People seem to have lots of different ideas about what constitutes true friendship. Some want to be the shoulder to cry on, others the honest ally to keep his contemporaries in check. I have friends who seem only truly comfortable during the good times and others to whom I turn in times of need. For me, the value of friendship is that we can all, despite our idiosyncrasies, exist together with enjoyment, tolerance and empathy.
Matt Stevens is my friend, and I hope he always will be. Sure, we do not speak every day or eat together every week. We sometimes share a coffee at his swanky new café, sometimes enjoy a beer in the same building, and we always do so as friends.
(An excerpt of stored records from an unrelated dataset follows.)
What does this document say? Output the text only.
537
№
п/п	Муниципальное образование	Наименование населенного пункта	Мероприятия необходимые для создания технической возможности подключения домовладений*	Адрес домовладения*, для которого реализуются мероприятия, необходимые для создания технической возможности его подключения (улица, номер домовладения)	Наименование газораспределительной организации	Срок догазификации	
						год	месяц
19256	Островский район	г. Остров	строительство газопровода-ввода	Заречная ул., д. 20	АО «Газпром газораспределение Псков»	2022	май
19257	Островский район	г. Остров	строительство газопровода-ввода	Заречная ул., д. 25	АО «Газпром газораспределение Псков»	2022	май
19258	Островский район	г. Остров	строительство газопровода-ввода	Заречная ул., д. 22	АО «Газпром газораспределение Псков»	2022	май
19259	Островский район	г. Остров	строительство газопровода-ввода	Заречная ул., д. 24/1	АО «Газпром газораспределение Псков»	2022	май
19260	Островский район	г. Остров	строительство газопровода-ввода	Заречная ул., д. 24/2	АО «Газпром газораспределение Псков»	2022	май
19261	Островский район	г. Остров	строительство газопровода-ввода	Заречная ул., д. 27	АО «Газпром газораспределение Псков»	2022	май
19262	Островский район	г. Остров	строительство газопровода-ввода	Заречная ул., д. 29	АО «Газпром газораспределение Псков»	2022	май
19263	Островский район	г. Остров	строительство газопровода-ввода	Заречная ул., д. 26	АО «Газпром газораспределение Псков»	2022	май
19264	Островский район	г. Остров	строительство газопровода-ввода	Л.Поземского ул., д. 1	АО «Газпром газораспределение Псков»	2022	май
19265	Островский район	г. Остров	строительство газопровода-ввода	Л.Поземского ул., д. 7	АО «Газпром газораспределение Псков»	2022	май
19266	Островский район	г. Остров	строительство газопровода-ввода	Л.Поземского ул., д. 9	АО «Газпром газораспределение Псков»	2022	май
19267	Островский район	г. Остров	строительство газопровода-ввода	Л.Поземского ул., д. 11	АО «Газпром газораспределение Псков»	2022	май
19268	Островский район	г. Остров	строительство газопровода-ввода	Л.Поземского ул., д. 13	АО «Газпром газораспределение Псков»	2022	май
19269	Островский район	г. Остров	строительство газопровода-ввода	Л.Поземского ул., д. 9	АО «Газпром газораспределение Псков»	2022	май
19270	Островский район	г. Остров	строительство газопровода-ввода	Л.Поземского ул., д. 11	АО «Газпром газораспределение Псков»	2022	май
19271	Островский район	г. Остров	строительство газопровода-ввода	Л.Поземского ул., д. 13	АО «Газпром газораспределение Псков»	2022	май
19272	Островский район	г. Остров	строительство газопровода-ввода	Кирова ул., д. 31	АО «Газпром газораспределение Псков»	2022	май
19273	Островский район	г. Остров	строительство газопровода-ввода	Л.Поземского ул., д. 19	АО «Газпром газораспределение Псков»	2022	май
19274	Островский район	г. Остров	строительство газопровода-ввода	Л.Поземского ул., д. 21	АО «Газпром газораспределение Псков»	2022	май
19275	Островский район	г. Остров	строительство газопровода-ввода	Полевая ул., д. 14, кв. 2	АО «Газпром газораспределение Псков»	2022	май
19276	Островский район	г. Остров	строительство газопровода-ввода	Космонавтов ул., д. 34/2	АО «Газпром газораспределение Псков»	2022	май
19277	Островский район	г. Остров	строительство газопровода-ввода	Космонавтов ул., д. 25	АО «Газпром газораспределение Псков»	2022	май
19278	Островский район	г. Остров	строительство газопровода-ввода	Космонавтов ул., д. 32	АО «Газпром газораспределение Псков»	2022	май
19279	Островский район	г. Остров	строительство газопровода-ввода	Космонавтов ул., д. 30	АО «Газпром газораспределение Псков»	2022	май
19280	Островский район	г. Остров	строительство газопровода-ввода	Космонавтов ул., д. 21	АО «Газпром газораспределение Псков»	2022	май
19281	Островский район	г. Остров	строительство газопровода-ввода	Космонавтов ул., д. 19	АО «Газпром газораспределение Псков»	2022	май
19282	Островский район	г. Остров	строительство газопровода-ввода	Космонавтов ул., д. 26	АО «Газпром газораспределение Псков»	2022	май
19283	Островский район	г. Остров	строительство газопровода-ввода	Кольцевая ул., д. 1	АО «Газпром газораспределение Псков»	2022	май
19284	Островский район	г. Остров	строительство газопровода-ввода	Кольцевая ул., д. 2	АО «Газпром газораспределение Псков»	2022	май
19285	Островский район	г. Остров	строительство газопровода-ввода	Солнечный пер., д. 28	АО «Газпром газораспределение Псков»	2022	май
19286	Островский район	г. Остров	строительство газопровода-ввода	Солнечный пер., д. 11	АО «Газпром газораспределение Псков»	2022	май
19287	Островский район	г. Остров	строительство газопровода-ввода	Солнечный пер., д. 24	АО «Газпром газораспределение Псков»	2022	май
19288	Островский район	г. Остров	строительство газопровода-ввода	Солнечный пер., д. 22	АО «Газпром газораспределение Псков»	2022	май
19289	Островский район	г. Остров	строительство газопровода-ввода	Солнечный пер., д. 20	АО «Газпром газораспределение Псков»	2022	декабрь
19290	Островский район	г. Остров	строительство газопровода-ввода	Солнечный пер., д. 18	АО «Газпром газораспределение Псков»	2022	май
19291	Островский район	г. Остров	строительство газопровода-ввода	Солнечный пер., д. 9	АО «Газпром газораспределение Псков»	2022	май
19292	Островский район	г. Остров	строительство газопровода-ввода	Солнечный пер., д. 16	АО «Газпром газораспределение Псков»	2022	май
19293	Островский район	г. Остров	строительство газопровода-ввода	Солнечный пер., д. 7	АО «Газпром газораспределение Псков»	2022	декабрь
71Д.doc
Last January, Matt received a two-year ban for taking a banned substance during competition – a huge blow to both career and reputation. How I would cope with this I do not know and hope never to find out, but the way he conducted himself immediately after the story broke, and continues to do, has elevated him, in my eyes, to a new place in the hearts and minds of the Bath players and public.
You see, Matt never denied having made a mistake. He didn't go down the "my drink got spiked" route. He just got on with it. No whining, no bitterness, just moving forward. Since then he has, with Lee Mears, opened the gorgeous Jika Jika Coffee Shop and Canteen in Bath. He has also become the British submission-wrestling champion. All this in roughly 10 months.
Was he not meant to sulk and blame someone else for a while first? Not a chance. And it is this character, not to mention his enviable level of rugby ability, which has made him hot property once again.
Lawrence Dallaglio, the one-man publicity machine, has already declared to the world an interest in giving Stevens a home at Wasps, who, in the words of Lawrence himself, are famed for taking in all sorts of waifs and strays. Now call me a pedant, but I would not put a champion wrestler and successful business director into either category.
What he is, is a great, great signing waiting to happen. Do not forget, Matt will be just 28 when his ban expires, and folk who seem to know their onions say that prop forwards do not reach their peak until at least the 30 mark.
So it was with real glee that I read the comments of Nick Blofeld, our CEO at Bath, stating our desire to bring Matt back to the Rec. Players come and go in this game and there seems to be little room for sentiment now that the result is everything, but to see Matt run out for another club would, to me, be very sad. He was so at home in Bath and he really suited it. The sociable, cosmopolitan atmosphere of the city after dark, the easy, laid-back team breakfasts by the river and 30-second commute from home to work (early starts are not a strength). He just fitted in and we loved having him here.
Of course, with big Davey Wilson and wily veteran (or just "old") Duncan Bell – both incumbent internationals – fit and firing, we are not exactly struggling on the tighthead side of the scrum, but that really is not the point. Matt is a wonderful rugby player, probably the best ball-carrying prop on the planet. He is a big, confident, opinionated, intelligent, guitar-playing wrestler with an almost encyclopedic knowledge of coffees of the world. He has an awful lot going for him and just one thing hanging over his head.
So ask yourself, as a friend, would you ostracise the man who made a mistake purely because he should have known better? Would you, from a safe distance, cast aspersions on him because all highly paid athletes who commit social errors are to be executed for appearing too human?
I wouldn't. I would bring him back and watch him grow again. It is not about him proving a point, nor is it about Bath signing another big name. This is about sending a message that compassion is not a weakness. Matt may sport a particularly posh South African accent but he is a Bath boy now and here, among his friends, he always has a home.